La directora Dominga Sotomayor (Santiago de Chile, 1985), dejó un buen sabor de boca en su opera prima De jueves a domingo (2012), una interesante y reflexiva aproximación del desmoronamiento de una pareja y la relación con sus hijos. Una road movie donde una pareja en la treintena viajaba con la compañía de sus dos hijos al norte del país. Sotomayor elegía el punto de vista infantil, un espacio de diversión, juegos y sueños, que contrastaba con el mundo de los padres, triste, perdido y sin ilusiones, formado por una pareja que ha decidido separarse. En su segunda película Mar, Sotomayor se enfunda el traje de observadora, ahora el punto de vista no está centrado en nadie, sólo quiere que seamos testigos de lo que vemos y saquemos nosotros, los espectadores, nuestras propias conclusiones. Su relato se centra en Martín, un joven de 33 años que se ha escapado junto a su novia unos días a disfrutar del sol, la piscina, y el buen tiempo de Villa Gesell, en Argentina.
La joven pareja se muestra distante, el amor, si alguna vez lo hubo, se está descomponiendo, ya no se muestran cariñosos, y cada vez se sienten más alejados el uno del otro. En la segunda mitad de la película, con la llegada de la madre de Martín, aún se agravará más la situación de calma latente que respira la pareja. Sotomayor fabrica su cine a través de gestos y detalles, su cine se muestra sutil, hay que buscar concienzudamente entre sus aristas y pliegues para ir descubriendo lentamente la multitud de capas que encierran tanto sus historias como los personajes que las habitan. La cotidianidad de los días de vacaciones son utilizados por la realizadora chilena para tejer entre la pareja y el paisaje que los rodea, una tela de araña malsana, en la que todo pasa, pero nada se muestra.

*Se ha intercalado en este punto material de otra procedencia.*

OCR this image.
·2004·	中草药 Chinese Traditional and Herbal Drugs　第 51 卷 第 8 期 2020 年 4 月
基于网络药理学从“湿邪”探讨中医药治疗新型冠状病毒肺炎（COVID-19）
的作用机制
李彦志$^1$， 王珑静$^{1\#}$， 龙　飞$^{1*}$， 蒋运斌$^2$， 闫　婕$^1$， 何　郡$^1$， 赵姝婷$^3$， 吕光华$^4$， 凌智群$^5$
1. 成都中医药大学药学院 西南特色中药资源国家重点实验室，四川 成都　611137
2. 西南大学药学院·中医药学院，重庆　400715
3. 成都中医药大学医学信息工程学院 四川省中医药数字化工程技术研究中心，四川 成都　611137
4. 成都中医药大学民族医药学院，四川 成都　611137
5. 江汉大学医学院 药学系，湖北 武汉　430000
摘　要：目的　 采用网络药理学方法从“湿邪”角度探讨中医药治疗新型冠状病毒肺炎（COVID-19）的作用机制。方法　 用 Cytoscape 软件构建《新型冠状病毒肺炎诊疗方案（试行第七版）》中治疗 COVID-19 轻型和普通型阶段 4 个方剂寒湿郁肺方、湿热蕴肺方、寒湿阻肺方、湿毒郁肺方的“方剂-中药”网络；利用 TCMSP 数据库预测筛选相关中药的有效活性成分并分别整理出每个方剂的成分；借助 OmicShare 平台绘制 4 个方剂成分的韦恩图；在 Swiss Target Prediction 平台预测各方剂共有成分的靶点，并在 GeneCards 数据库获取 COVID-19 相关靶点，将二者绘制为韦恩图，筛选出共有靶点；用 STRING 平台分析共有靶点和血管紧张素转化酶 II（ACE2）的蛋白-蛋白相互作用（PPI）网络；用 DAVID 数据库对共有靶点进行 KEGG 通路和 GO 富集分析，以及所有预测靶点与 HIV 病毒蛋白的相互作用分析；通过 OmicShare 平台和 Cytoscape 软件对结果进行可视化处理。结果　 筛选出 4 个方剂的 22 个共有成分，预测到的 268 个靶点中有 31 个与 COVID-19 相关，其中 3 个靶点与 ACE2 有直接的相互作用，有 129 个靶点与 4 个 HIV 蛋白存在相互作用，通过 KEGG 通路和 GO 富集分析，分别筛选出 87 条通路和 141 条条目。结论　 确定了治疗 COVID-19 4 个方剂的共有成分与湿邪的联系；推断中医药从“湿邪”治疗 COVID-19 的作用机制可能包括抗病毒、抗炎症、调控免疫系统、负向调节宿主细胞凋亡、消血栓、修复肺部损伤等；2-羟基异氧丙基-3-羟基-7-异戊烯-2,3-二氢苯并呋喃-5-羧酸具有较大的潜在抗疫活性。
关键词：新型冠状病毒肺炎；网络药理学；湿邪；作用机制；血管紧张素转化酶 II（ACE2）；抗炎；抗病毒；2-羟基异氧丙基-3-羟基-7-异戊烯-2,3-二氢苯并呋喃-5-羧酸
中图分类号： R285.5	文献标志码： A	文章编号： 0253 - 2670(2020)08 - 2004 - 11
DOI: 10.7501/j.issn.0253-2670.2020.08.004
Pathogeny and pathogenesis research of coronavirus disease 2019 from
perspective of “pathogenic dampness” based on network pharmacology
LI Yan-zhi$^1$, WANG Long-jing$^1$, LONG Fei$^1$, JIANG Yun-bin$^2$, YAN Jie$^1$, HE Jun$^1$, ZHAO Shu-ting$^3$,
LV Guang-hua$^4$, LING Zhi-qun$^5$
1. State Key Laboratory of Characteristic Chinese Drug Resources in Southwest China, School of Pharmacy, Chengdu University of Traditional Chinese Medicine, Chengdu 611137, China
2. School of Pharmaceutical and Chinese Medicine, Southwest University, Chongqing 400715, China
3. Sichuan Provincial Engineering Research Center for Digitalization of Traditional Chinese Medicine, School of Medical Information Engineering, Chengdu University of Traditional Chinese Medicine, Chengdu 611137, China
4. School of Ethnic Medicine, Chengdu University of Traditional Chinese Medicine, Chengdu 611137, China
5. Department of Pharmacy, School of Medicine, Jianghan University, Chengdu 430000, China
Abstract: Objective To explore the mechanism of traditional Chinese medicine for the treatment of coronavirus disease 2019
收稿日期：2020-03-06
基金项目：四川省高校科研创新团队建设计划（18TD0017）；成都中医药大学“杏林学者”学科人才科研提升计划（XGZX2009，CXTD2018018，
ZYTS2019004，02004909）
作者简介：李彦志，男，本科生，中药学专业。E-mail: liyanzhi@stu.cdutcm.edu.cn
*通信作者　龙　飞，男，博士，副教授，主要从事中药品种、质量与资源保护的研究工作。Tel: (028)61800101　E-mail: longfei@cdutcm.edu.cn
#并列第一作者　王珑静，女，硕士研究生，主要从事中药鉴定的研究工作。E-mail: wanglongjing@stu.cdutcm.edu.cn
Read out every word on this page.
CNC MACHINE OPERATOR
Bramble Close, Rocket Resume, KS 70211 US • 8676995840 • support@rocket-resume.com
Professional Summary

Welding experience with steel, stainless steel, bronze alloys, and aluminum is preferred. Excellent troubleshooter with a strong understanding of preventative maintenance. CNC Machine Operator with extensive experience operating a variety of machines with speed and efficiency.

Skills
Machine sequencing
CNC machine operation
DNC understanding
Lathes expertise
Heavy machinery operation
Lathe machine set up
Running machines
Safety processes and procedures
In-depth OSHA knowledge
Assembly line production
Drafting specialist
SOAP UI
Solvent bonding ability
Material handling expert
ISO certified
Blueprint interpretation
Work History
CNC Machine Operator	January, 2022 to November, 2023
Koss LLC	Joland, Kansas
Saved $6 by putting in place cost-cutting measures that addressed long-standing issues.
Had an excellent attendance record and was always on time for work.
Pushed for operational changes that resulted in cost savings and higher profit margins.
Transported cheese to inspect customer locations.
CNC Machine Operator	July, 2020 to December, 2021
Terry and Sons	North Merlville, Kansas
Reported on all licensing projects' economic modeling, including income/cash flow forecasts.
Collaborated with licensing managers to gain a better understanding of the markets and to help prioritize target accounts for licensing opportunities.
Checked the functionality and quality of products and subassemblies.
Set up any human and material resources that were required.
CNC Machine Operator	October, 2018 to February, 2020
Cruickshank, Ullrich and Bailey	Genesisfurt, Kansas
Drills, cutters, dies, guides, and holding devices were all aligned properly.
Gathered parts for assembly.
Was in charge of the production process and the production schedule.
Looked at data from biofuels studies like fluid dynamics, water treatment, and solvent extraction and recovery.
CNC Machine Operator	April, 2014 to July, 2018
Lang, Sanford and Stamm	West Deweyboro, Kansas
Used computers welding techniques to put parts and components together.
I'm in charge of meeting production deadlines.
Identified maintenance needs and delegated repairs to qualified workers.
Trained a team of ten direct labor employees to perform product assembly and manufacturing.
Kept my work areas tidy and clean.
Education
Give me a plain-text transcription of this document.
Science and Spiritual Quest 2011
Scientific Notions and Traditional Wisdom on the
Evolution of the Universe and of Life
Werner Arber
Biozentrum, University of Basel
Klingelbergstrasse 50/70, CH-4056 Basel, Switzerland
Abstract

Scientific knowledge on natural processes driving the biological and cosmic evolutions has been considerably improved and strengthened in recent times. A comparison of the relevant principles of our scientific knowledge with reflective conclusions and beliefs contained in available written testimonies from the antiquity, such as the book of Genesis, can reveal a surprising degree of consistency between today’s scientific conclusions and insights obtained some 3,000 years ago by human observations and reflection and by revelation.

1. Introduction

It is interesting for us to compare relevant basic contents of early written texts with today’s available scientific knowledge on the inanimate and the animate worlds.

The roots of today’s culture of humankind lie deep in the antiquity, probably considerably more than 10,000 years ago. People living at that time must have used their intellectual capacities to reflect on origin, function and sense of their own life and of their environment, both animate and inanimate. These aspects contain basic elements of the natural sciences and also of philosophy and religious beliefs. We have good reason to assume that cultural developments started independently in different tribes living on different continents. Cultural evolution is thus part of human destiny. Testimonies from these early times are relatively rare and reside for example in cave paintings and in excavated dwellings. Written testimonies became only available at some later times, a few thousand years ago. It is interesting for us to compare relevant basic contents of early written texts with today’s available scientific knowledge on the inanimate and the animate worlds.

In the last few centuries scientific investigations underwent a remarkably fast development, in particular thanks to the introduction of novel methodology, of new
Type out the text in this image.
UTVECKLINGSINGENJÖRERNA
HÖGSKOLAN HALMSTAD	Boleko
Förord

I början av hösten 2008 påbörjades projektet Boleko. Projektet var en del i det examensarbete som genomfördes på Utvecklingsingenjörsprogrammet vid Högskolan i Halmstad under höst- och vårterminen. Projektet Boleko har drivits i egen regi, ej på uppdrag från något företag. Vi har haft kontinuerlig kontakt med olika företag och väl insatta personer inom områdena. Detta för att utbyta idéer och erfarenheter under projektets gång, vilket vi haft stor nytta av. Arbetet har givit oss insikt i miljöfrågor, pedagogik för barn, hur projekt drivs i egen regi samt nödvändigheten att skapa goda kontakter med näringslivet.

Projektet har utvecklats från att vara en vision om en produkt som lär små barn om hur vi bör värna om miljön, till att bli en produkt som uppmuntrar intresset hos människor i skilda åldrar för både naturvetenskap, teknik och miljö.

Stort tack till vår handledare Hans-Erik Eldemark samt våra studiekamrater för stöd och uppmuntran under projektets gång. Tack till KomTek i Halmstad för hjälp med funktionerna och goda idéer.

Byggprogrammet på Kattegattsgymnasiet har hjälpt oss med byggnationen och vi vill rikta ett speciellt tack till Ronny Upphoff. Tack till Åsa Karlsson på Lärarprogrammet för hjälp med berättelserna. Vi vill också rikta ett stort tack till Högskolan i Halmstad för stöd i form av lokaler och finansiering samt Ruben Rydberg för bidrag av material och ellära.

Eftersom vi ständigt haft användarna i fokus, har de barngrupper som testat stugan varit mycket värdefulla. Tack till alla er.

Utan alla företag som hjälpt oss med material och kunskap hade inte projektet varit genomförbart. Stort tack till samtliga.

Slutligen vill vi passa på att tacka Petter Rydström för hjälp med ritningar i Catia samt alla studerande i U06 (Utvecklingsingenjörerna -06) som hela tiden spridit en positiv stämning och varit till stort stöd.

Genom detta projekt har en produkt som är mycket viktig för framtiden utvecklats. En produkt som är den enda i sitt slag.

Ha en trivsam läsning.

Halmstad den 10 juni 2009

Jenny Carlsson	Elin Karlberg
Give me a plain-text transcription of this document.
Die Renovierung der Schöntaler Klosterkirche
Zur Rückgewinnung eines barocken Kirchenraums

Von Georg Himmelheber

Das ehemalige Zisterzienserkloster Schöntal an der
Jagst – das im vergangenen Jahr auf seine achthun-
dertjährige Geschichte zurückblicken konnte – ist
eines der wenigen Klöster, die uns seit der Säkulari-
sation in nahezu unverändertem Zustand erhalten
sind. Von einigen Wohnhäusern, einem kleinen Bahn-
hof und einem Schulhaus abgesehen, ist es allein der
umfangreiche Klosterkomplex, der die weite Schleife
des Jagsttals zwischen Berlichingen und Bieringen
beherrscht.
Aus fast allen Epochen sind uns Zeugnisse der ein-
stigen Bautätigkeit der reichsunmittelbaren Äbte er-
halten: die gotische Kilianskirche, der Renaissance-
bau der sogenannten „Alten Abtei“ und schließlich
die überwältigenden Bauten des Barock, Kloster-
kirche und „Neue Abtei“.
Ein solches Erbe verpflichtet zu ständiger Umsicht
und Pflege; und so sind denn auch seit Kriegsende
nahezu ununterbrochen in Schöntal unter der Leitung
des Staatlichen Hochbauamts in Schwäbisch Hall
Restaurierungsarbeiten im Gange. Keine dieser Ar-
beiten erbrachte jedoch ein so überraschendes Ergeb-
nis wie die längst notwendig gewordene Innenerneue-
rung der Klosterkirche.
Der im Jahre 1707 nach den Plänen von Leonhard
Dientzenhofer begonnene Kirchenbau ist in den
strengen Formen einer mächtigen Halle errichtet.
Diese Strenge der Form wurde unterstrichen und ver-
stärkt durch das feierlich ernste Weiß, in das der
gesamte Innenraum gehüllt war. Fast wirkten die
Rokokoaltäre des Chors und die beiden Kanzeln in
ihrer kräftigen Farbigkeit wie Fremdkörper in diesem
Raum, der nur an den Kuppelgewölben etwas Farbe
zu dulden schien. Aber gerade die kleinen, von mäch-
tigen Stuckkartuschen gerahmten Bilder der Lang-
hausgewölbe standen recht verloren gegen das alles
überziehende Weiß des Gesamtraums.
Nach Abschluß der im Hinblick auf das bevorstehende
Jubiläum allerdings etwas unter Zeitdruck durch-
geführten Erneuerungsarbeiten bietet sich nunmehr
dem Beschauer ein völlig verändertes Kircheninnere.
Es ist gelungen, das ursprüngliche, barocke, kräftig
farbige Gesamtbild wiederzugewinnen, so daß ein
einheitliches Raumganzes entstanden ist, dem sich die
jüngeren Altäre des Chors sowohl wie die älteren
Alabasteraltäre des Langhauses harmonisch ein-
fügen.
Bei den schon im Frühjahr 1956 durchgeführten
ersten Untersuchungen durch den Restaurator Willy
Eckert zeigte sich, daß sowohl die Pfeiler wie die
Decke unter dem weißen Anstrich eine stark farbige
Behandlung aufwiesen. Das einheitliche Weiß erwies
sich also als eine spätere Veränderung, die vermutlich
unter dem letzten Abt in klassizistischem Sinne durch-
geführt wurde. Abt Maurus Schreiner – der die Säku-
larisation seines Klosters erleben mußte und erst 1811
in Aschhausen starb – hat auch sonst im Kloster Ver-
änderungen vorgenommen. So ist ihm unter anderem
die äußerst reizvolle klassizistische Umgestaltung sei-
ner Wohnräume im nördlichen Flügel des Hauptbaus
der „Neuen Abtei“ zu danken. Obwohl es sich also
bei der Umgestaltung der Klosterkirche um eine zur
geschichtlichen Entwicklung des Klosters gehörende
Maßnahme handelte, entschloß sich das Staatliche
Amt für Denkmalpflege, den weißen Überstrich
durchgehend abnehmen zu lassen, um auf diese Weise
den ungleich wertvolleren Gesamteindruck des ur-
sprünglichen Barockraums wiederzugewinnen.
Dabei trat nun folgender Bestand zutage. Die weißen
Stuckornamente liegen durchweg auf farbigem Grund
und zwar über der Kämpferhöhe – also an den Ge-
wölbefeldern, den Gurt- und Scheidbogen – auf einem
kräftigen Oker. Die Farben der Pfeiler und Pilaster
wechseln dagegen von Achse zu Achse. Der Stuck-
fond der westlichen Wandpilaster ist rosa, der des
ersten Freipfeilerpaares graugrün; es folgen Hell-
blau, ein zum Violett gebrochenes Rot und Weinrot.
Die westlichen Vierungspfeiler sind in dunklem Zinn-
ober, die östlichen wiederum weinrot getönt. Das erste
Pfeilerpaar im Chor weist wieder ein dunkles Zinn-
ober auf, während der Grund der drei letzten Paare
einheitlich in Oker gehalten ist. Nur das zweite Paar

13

Si hay alguna evidencia en la película no se muestra en una primera capa, hay que rascar fuertemente para que pudiéramos encontrarnos con ella.
La cámara de Sotomayor se muestra observadora, tomando la distancia prudente, en el que las cosas suceden, sin intervenir de manera moral, una cámara que sólo se mueve en un par de ocasiones, donde la directora hace evidente ese movimiento, ese cambio que se está produciendo en Martín. Una película breve, apenas 60 minutos, e intensa, que no deja nada al azar, con una forma muy definida, y un argumento lleno de espacios oscuros y sin fondo. Una obra que certifica los buenos augurios que nos dejó el primer trabajo de Dominga Sotomayor, que desde ahora y en adelante, seguiremos sus pasos con ojo avizor, en la diversidad y riqueza de sus trabajos, ya sean en la dirección, guión o producción, a través de CINESTACIóN, la cooperativa cinematográfica donde con un puñado de jóvenes cineastas talentosos se han agrupado para seguir en el camino produciendo un cine interesante, reflexivo y emocionante.